Textos classificados (não publicados) no Desafio Literário de Janeiro
5ºlugar – Os dilcumentos de Seu Aldrovando – Delmar Bertuol
Os Dilcumentos do Seu Aldrovando
Precavido e receoso de esquecer algum item importante, sobretudo a gilete de barba ou o remédio da pressão, Seu Aldrovando arrumou a mala na véspera. Era a primeira vez que ia pro estrangeiro. Também nunca tinha andado de avião.
Tal qual uma puta velha, que por ossos do ofício já viu e ouviu de um tudo nesta vida, Seu Aldrovando, por motivos diversos aos das meretrizes, também já havia visto um bocado de coisas. Não se impressionava com qualquer expediente. Não estava, portanto, temeroso de andar de avião. Cético, como são os idosos e as putas velhas, sabia que não correria maior perigo de que quando andava com o seu Gol 92 nesse insano trânsito.
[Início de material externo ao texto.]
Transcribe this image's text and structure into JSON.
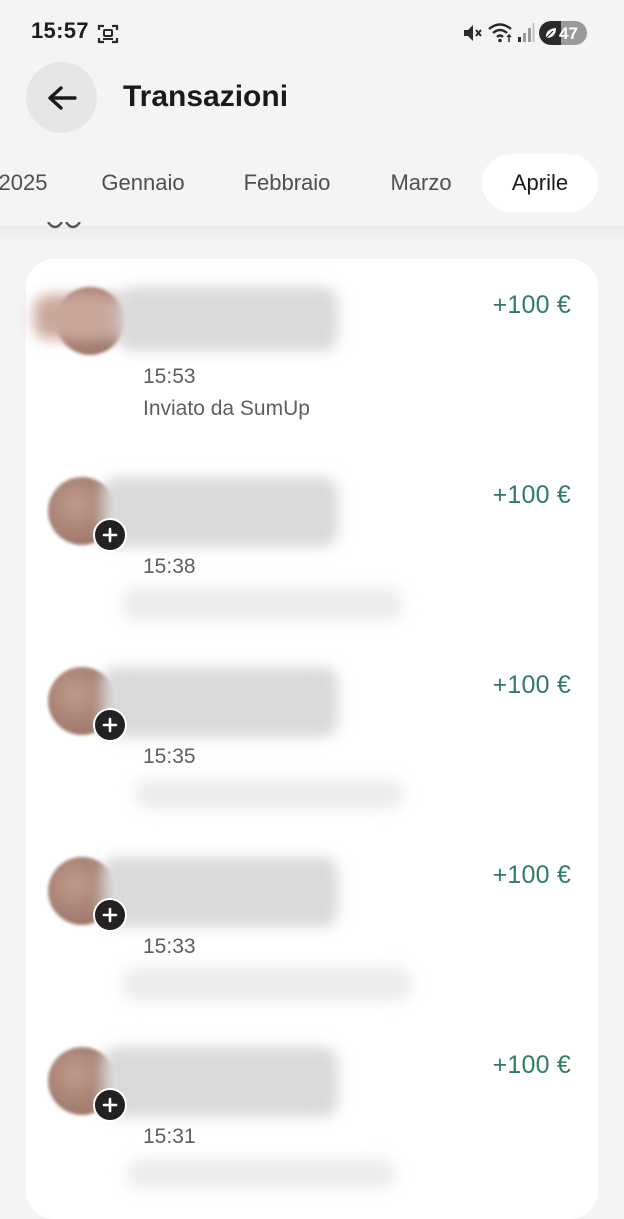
{
  "status_bar": {
    "time": "15:57",
    "battery_level": "47",
    "icons": [
      "screenshot-icon",
      "mute-icon",
      "wifi-icon",
      "signal-icon",
      "battery-icon"
    ]
  },
  "header": {
    "back_icon": "arrow-left-icon",
    "title": "Transazioni"
  },
  "month_tabs": [
    {
      "label": "2025",
      "active": false
    },
    {
      "label": "Gennaio",
      "active": false
    },
    {
      "label": "Febbraio",
      "active": false
    },
    {
      "label": "Marzo",
      "active": false
    },
    {
      "label": "Aprile",
      "active": true
    }
  ],
  "transactions": [
    {
      "amount": "+100 €",
      "time": "15:53",
      "note": "Inviato da SumUp",
      "badge": false
    },
    {
      "amount": "+100 €",
      "time": "15:38",
      "note": "",
      "badge": true
    },
    {
      "amount": "+100 €",
      "time": "15:35",
      "note": "",
      "badge": true
    },
    {
      "amount": "+100 €",
      "time": "15:33",
      "note": "",
      "badge": true
    },
    {
      "amount": "+100 €",
      "time": "15:31",
      "note": "",
      "badge": true
    }
  ],
  "colors": {
    "background": "#f4f4f4",
    "card": "#ffffff",
    "amount_positive": "#2e7d5b",
    "active_tab": "#ffffff"
  }
}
No aeroporto, a filha o conduziu para o xêquim. Sua esposa, também estreante nesse tipo de viagem, estava maravilhada com o luxo do terminal aéreo. Seu Aldrovando, por sua vez, procurava o banheiro. Queria fazer xixi antes de embarcar. Decerto que até chegar ao Peru é um bocado de tempo. Quando despacharam a mala do Seu Aldrovando naquelas esteiras intermitentes, ele entrou em desespero. Solicitou ajuda da filha.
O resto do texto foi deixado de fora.